Kunt u een eenheidstest schrijven voor deze code? U kunt proberen een assert-taak uit te voeren op de price:

public void GetDiscountedPrice_NotTuesday_ReturnsFullPrice()
{
    var priceCalculator = new PriceCalculator();

    var actual = priceCalculator.GetDiscountedPrice(2);

    Assert.Equals(2, actual)
}

public void GetDiscountedPrice_OnTuesday_ReturnsHalfPrice()
{
    var priceCalculator = new PriceCalculator();

    var actual = priceCalculator.GetDiscountedPrice(2);

    Assert.Equals(1, actual);
}

Helaas realiseert u zich snel dat er enkele problemen zijn met uw test:

  • Als de testsuite op dinsdag wordt uitgevoerd, wordt de tweede test geslaagd, maar mislukt de eerste test.
  • Als de testsuite op een andere dag wordt uitgevoerd, is de eerste test geslaagd, maar mislukt de tweede test.

Als u deze problemen wilt oplossen, moet u een -naad in uw productiecode introduceren.
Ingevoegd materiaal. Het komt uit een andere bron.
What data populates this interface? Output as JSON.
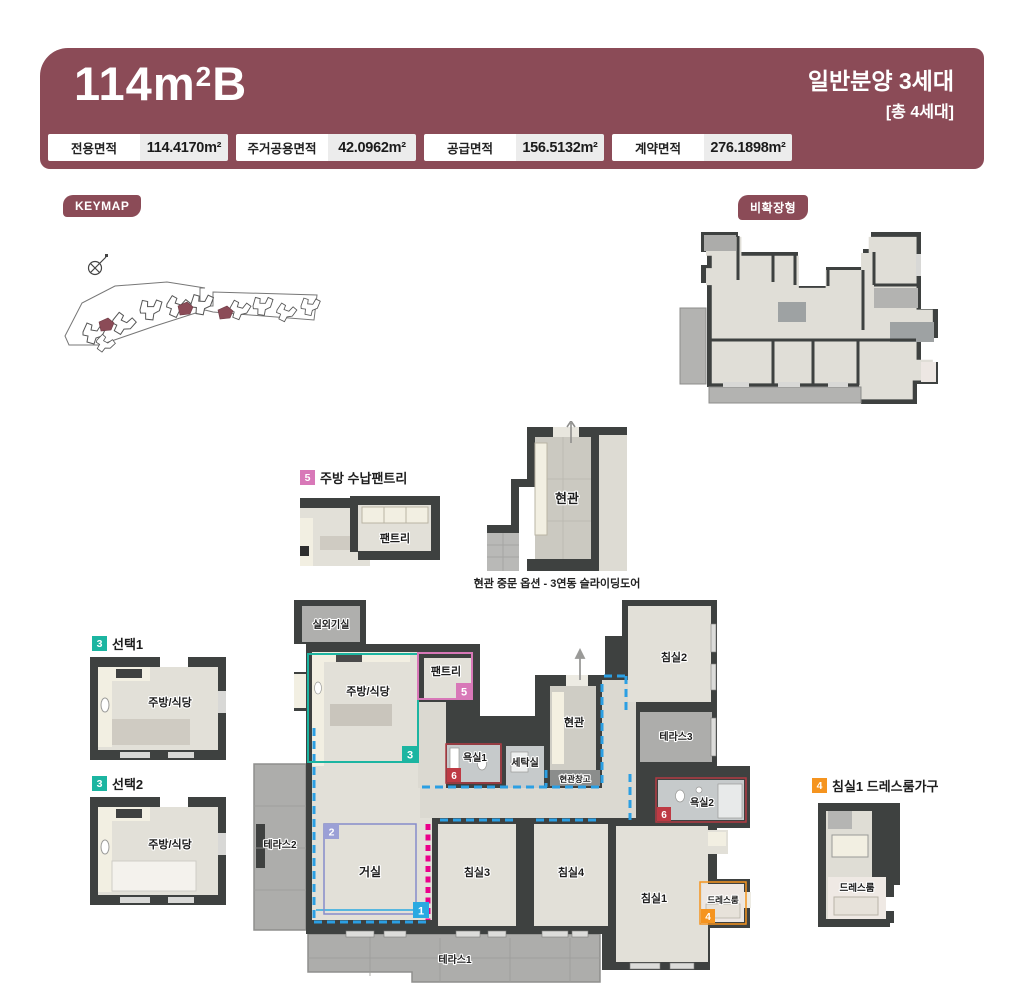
{
  "colors": {
    "maroon": "#8B4B57",
    "wall": "#3E4140",
    "floor": "#E2E0D8",
    "terrace": "#ADADAB",
    "bath": "#C6CACB",
    "cream": "#F2EFE2",
    "dash_blue": "#2B9FE3",
    "magenta": "#EB008B",
    "teal": "#1CB5A1",
    "pink": "#D878B8",
    "red": "#BE3A44",
    "orange": "#F5941F",
    "purple": "#8A90CE",
    "blue": "#29A9E1"
  },
  "header": {
    "title_main": "114m",
    "title_sup": "2",
    "title_suffix": "B",
    "right_line1": "일반분양 3세대",
    "right_line2": "[총 4세대]",
    "areas": [
      {
        "label": "전용면적",
        "value": "114.4170m²"
      },
      {
        "label": "주거공용면적",
        "value": "42.0962m²"
      },
      {
        "label": "공급면적",
        "value": "156.5132m²"
      },
      {
        "label": "계약면적",
        "value": "276.1898m²"
      }
    ]
  },
  "badges": {
    "keymap": "KEYMAP",
    "non_expanded": "비확장형"
  },
  "details": {
    "pantry_option": {
      "num": "5",
      "title": "주방 수납팬트리",
      "room_label": "팬트리"
    },
    "entrance_option": {
      "room_label": "현관",
      "caption": "현관 중문 옵션 - 3연동 슬라이딩도어"
    },
    "choice1": {
      "num": "3",
      "title": "선택1",
      "room_label": "주방/식당"
    },
    "choice2": {
      "num": "3",
      "title": "선택2",
      "room_label": "주방/식당"
    },
    "dressroom_option": {
      "num": "4",
      "title": "침실1 드레스룸가구",
      "room_label": "드레스룸"
    }
  },
  "floorplan": {
    "rooms": [
      {
        "label": "실외기실"
      },
      {
        "label": "주방/식당"
      },
      {
        "label": "팬트리"
      },
      {
        "label": "욕실1"
      },
      {
        "label": "세탁실"
      },
      {
        "label": "현관"
      },
      {
        "label": "현관창고"
      },
      {
        "label": "침실2"
      },
      {
        "label": "테라스3"
      },
      {
        "label": "욕실2"
      },
      {
        "label": "테라스2"
      },
      {
        "label": "거실"
      },
      {
        "label": "침실3"
      },
      {
        "label": "침실4"
      },
      {
        "label": "침실1"
      },
      {
        "label": "드레스룸"
      },
      {
        "label": "테라스1"
      }
    ],
    "markers": [
      {
        "num": "1",
        "color": "#29A9E1"
      },
      {
        "num": "2",
        "color": "#9BA0D6"
      },
      {
        "num": "3",
        "color": "#1CB5A1"
      },
      {
        "num": "4",
        "color": "#F5941F"
      },
      {
        "num": "5",
        "color": "#D878B8"
      },
      {
        "num": "6",
        "color": "#BE3A44"
      }
    ]
  }
}
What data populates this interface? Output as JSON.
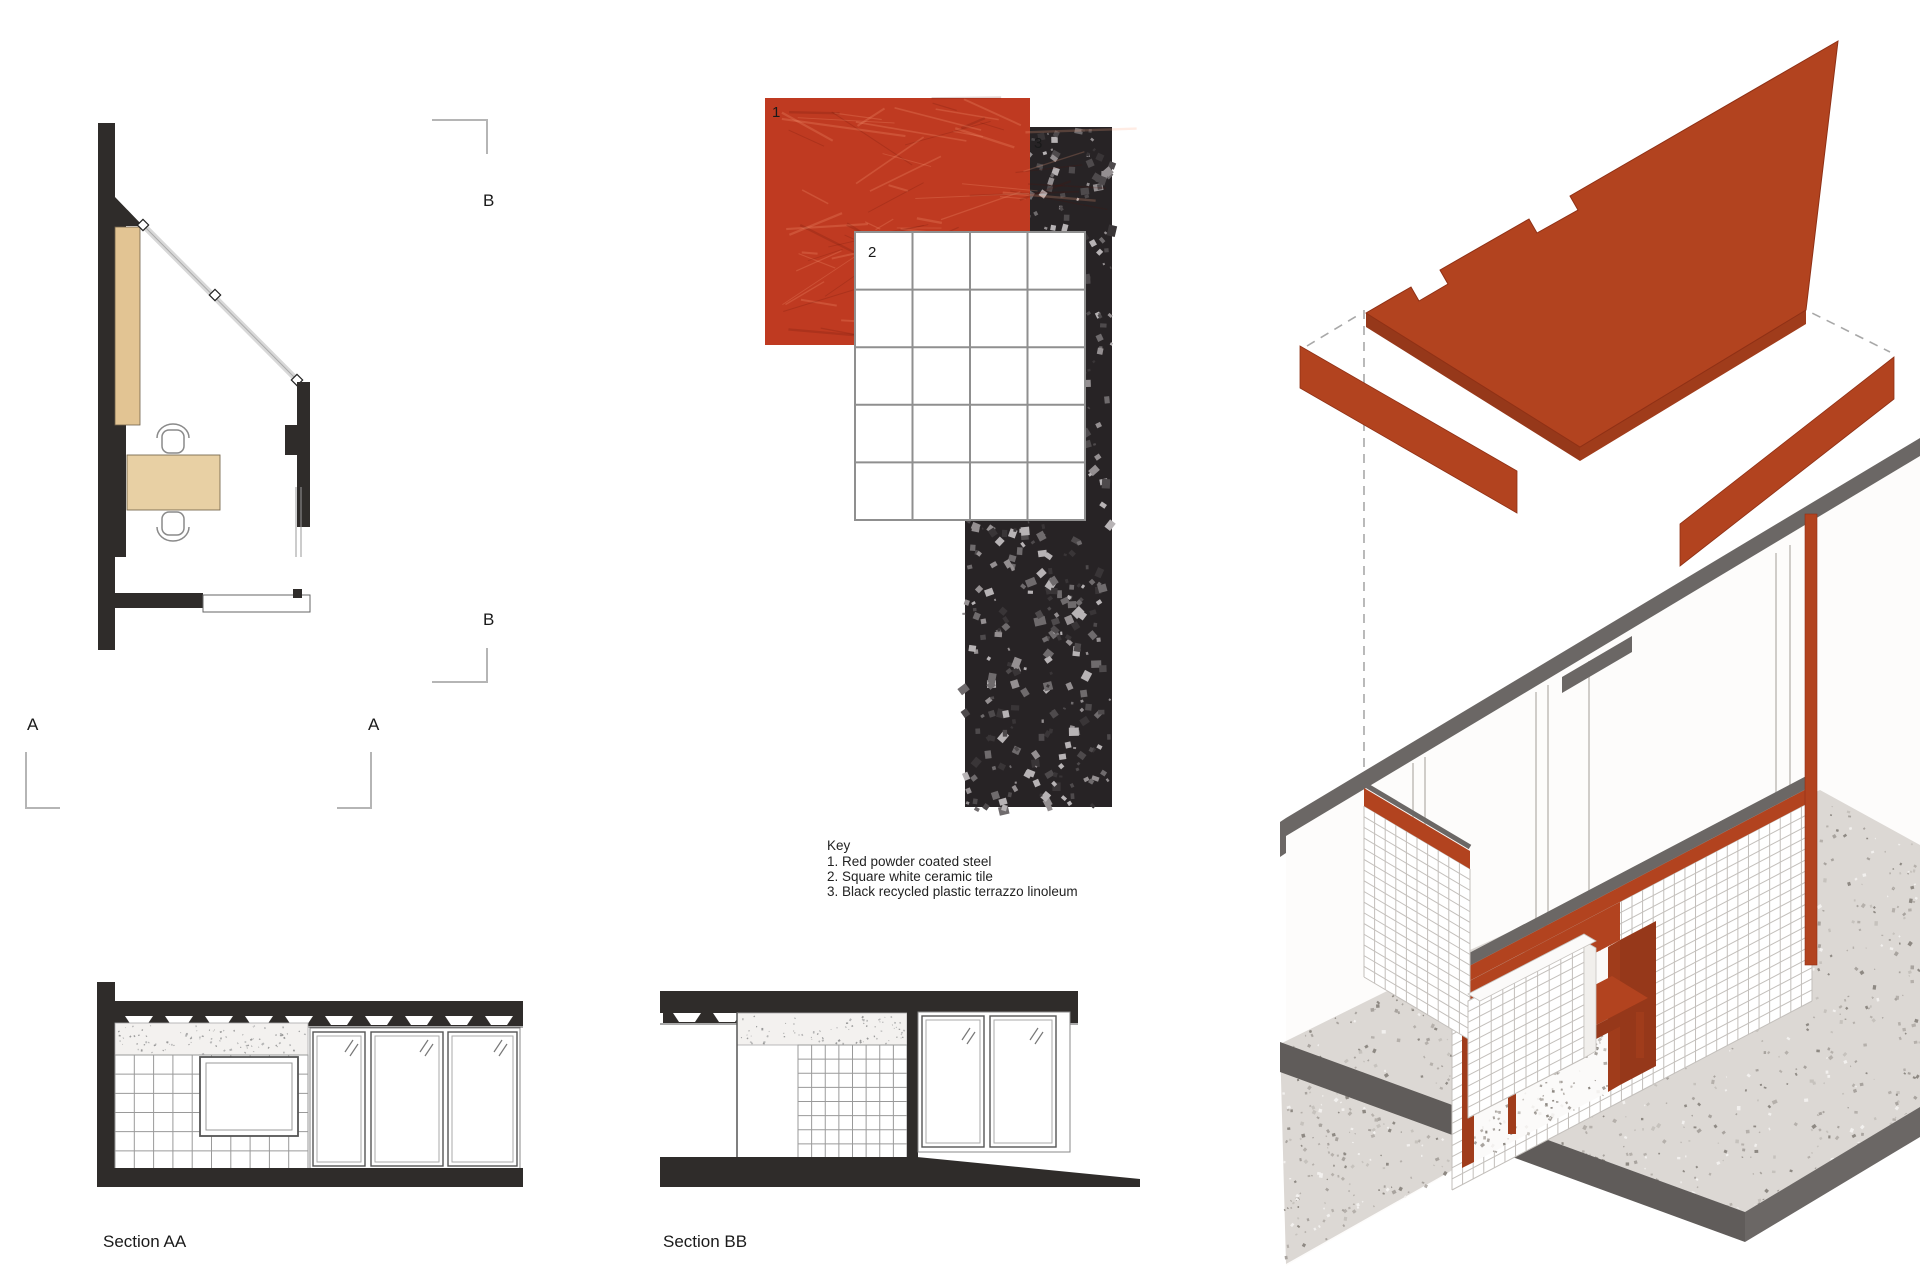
{
  "plan": {
    "marker_b_top": "B",
    "marker_b_bottom": "B",
    "marker_a_left": "A",
    "marker_a_right": "A"
  },
  "swatches": {
    "red_label": "1",
    "tile_label": "2",
    "terrazzo_label": "3"
  },
  "key": {
    "heading": "Key",
    "item1": "1. Red powder coated steel",
    "item2": "2. Square white ceramic tile",
    "item3": "3. Black recycled plastic terrazzo linoleum"
  },
  "sections": {
    "aa_label": "Section AA",
    "bb_label": "Section BB"
  },
  "colors": {
    "steel_red": "#bf3a21",
    "axon_red": "#b2431f",
    "axon_red_dark": "#8f3517",
    "drawing_black": "#2f2c2a",
    "wood": "#e2c493",
    "shell_gray": "#6b6765",
    "terrazzo_black": "#272325",
    "floor_terrazzo": "#dcd8d4"
  }
}
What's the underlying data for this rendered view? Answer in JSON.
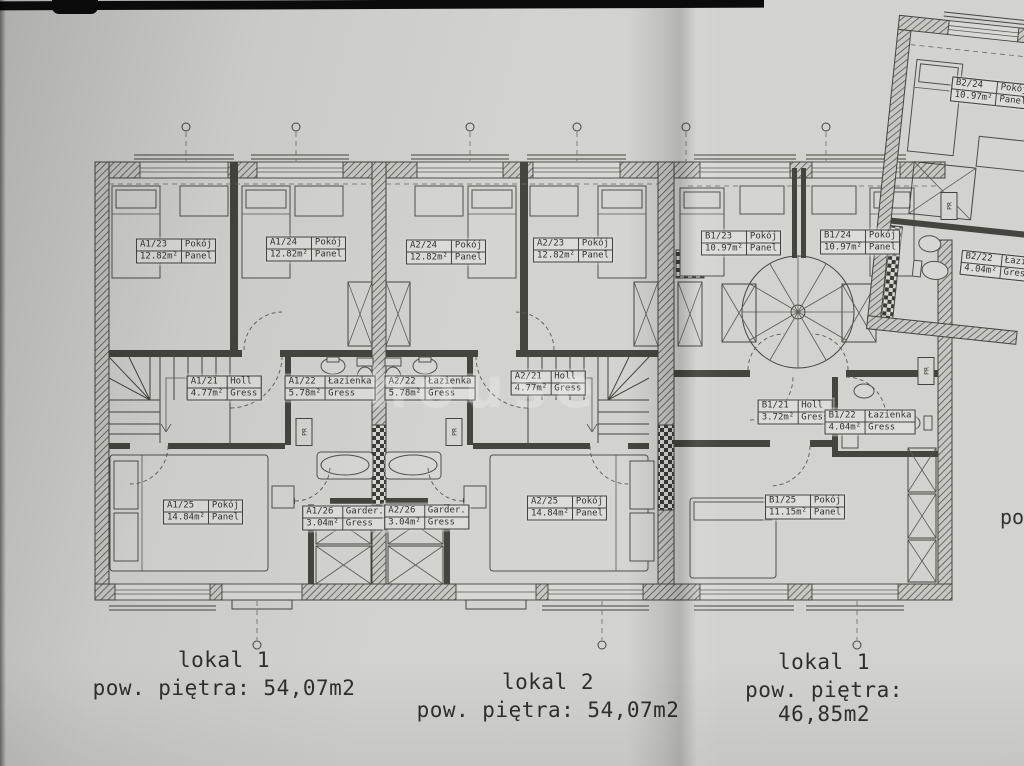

Een benadering is het verpakken van de code die u in een interface moet beheren en de productiecode afhankelijk van die interface hebt:

public interface IDateTimeProvider
{
    DayOfWeek DayOfWeek();
}

public int GetDiscountedPrice(int price, IDateTimeProvider dateTimeProvider)
{
    if (dateTimeProvider.DayOfWeek() == DayOfWeek.Tuesday)
    {
        return price / 2;
    }
    else
    {
        return price;
    }
}

U moet ook een nieuwe versie van uw testpakket schrijven:

public void GetDiscountedPrice_NotTuesday_ReturnsFullPrice()
{
    var priceCalculator = new PriceCalculator();
    var dateTimeProviderStub = new Mock<IDateTimeProvider>();
    dateTimeProviderStub.Setup(dtp => dtp.DayOfWeek()).Returns(DayOfWeek.Monday);

    var actual = priceCalculator.GetDiscountedPrice(2, dateTimeProviderStub);

    Assert.Equals(2, actual);
}

public void GetDiscountedPrice_OnTuesday_ReturnsHalfPrice()
{
    var priceCalculator = new PriceCalculator();
    var dateTimeProviderStub = new Mock<IDateTimeProvider>();
    dateTimeProviderStub.Setup(dtp => dtp.DayOfWeek()).Returns(DayOfWeek.Tuesday);

    var actual = priceCalculator.GetDiscountedPrice(2, dateTimeProviderStub);

    Assert.Equals(1, actual);
}

De testsuite heeft nu volledige controle over de DateTime.Now waarde en kan elke waarde stuben bij het aanroepen van de methode.